Les parties ont été avisées que le prononcé de la décision aurait lieu par mise à disposition au greffe le 11 Décembre 2025.
ARRÊT
Réputé contradictoire,
Prononcé par mise à disposition au greffe le 11 Décembre 2025,
Signé par M. Gilles PACAUD, Président et Mme Caroline VAN-HULST, greffier auquel la minute de la décision a été remise par le magistrat signataire.
***
EXPOSÉ DU LITIGE
Le 4 novembre 2022, alors qu'il effectuait une session de karting sur le circuit Kart Up de la société par actions simplifiée (SAS) GP Loisirs, sis [Adresse 2] à [Localité 10], M. [B] [C] a été victime d'un accident au sens il a heurté la barrière de sécurité et s'est grièvement blessé.
Il a été transporté par les marins pompiers sur l'hôpital Nord de [Localité 8] où ont été diagnostiqués un traumatisme des membres inférieurs et une fracture diaphysaire proximale droite.
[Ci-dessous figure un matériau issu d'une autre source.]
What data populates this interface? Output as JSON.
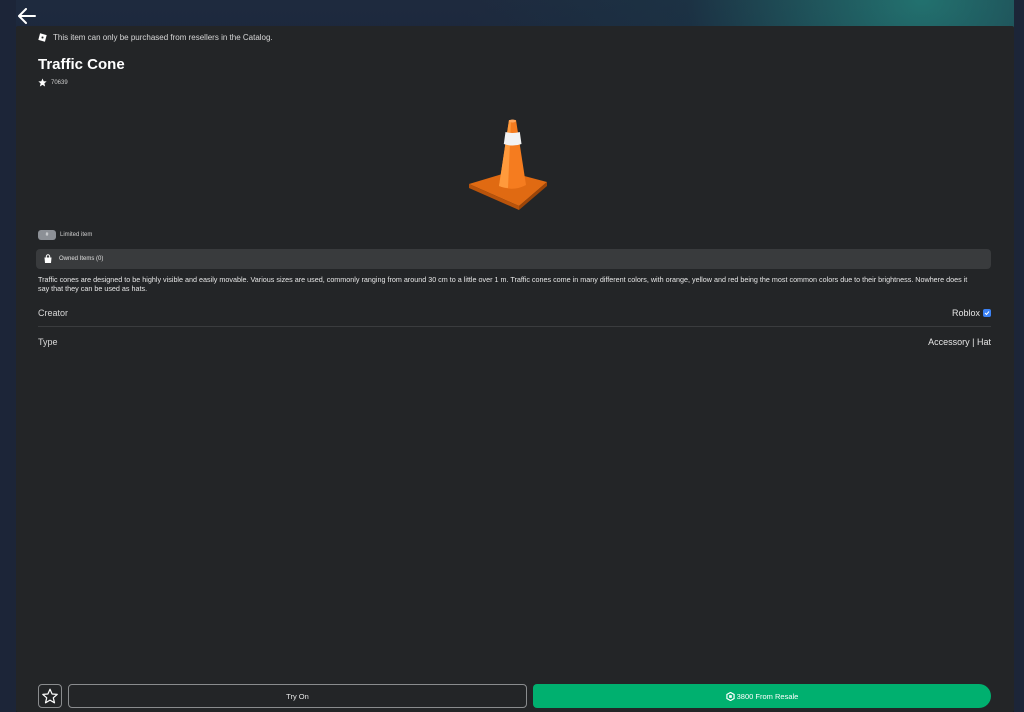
{
  "header": {
    "back_icon": "arrow-left-icon"
  },
  "item": {
    "notice": "This item can only be purchased from resellers in the Catalog.",
    "title": "Traffic Cone",
    "favorites": "70639",
    "limited_badge": "#",
    "limited_label": "Limited item",
    "owned_label": "Owned Items (0)",
    "description": "Traffic cones are designed to be highly visible and easily movable. Various sizes are used, commonly ranging from around 30 cm to a little over 1 m. Traffic cones come in many different colors, with orange, yellow and red being the most common colors due to their brightness. Nowhere does it say that they can be used as hats."
  },
  "details": {
    "creator_label": "Creator",
    "creator_value": "Roblox",
    "type_label": "Type",
    "type_value": "Accessory | Hat"
  },
  "actions": {
    "try_on_label": "Try On",
    "buy_label": "3800 From Resale"
  },
  "colors": {
    "panel": "#232527",
    "buy_button": "#00b06f",
    "verified": "#3b82f6",
    "cone": "#f57c1f"
  }
}
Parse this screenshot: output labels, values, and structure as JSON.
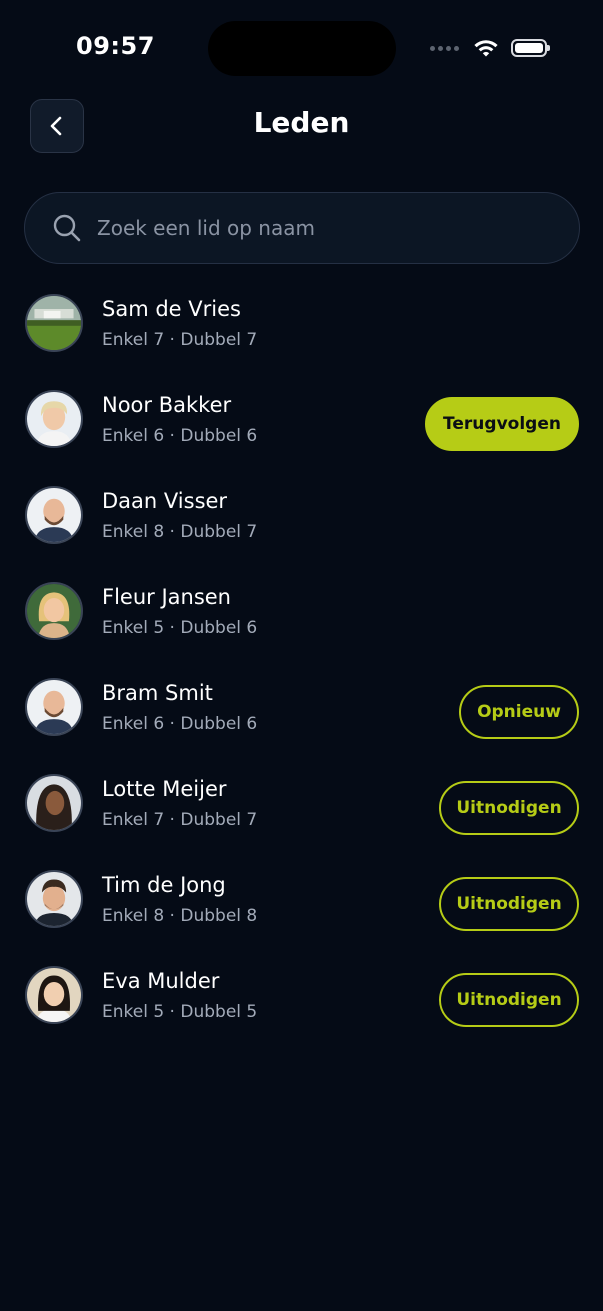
{
  "status_bar": {
    "time": "09:57"
  },
  "header": {
    "title": "Leden"
  },
  "search": {
    "placeholder": "Zoek een lid op naam"
  },
  "colors": {
    "background": "#050b16",
    "accent": "#b6cc16",
    "muted_text": "#a3abb9"
  },
  "members": [
    {
      "name": "Sam de Vries",
      "stats": "Enkel 7 · Dubbel 7",
      "avatar": "landscape-photo",
      "action": null
    },
    {
      "name": "Noor Bakker",
      "stats": "Enkel 6 · Dubbel 6",
      "avatar": "person-blonde-short-hair",
      "action": {
        "label": "Terugvolgen",
        "style": "filled"
      }
    },
    {
      "name": "Daan Visser",
      "stats": "Enkel 8 · Dubbel 7",
      "avatar": "person-bald-beard",
      "action": null
    },
    {
      "name": "Fleur Jansen",
      "stats": "Enkel 5 · Dubbel 6",
      "avatar": "person-blonde-long-hair",
      "action": null
    },
    {
      "name": "Bram Smit",
      "stats": "Enkel 6 · Dubbel 6",
      "avatar": "person-bald-beard",
      "action": {
        "label": "Opnieuw",
        "style": "outline"
      }
    },
    {
      "name": "Lotte Meijer",
      "stats": "Enkel 7 · Dubbel 7",
      "avatar": "person-dark-long-hair",
      "action": {
        "label": "Uitnodigen",
        "style": "outline"
      }
    },
    {
      "name": "Tim de Jong",
      "stats": "Enkel 8 · Dubbel 8",
      "avatar": "person-dark-short-hair",
      "action": {
        "label": "Uitnodigen",
        "style": "outline"
      }
    },
    {
      "name": "Eva Mulder",
      "stats": "Enkel 5 · Dubbel 5",
      "avatar": "person-dark-long-hair-light",
      "action": {
        "label": "Uitnodigen",
        "style": "outline"
      }
    }
  ]
}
Une intervention chirurgicale par ostéosynthèse par clou gamma long a dû être réalisée.
Par actes de commissaire de justice en date des 25 janvier, 6 février, 11 et 12 mars 2024, M. [B] [C] a fait assigner la SAS GP Loisirs et la Caisse primaire d'assurance maladie (CPAM) des Bouches du Rhône devant le président du tribunal judiciaire d'Aix-en-Provence, statuant en référé, aux fins d'entendre ordonner une expertise médicale et de se voir allouer une provision de 20 000 euros à valoir sur l'indemnisation de son préjudice corporel ainsi que 1 000 euros sur le fondement des dispositions de l'article 700 du code de procédure civile.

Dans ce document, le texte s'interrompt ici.